Les chercheurs ont aussi constaté que la biomasse des plantes herbacées et des fougères était beaucoup plus grande à l'intérieur des exclos. "L'élan a un effet important et immédiat sur les premières étapes de la succession végétale en forêt boréale, résume l'étudiant-chercheur. Les changements qu'il provoque pourraient, par effet de cascades, altérer le fonctionnement de l'écosystème."

Laurent De Vriendt et son directeur de thèse Jean-Pierre Tremblay mènent une expérience similaire dans les forêts de la Gaspésie, une autre région où les densités d'orignaux sont élevées. En 2010 et 2011, des exclos ont été installés dans 15 sites qui avaient été coupés à blanc. "Nous avons constaté qu'ici aussi l'orignal provoque des modifications dans la composition des communautés végétales après coupe. Nos premières analyses indiquent que le sorbier, le bouleau, le cerisier et le sapin baumier sont fortement broutés par l'orignal, ce dont profite grandement le framboisier", résume le doctorant.

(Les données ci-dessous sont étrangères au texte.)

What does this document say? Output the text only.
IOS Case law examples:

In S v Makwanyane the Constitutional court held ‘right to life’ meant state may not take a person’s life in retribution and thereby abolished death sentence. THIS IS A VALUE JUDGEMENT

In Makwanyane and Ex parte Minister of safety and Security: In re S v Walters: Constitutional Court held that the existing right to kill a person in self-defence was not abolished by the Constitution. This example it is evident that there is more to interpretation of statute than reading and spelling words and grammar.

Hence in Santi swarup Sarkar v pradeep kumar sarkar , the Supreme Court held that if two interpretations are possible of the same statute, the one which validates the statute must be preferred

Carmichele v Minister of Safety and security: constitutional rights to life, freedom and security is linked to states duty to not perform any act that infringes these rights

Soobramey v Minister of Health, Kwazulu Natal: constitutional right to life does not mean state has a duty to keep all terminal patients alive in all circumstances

L'orignal fait évidemment partie de l'écosystème forestier gaspésien et son abondance élevée réjouit les pourvoyeurs et les chasseurs. Par contre, lorsque ses densités deviennent trop fortes, le maintien de l'intégrité de la forêt boréale et l'approvisionnement en matière ligneuse peuvent être compromis. "C'est à ce chapitre que la recherche peut apporter une contribution importante, souligne Laurent De Vriendt. Nos travaux visent à établir les densités d'orignaux et l'intensité du broutage à partir desquelles les effets sur le maintien des processus écosystémiques essentiels sont trop élevés."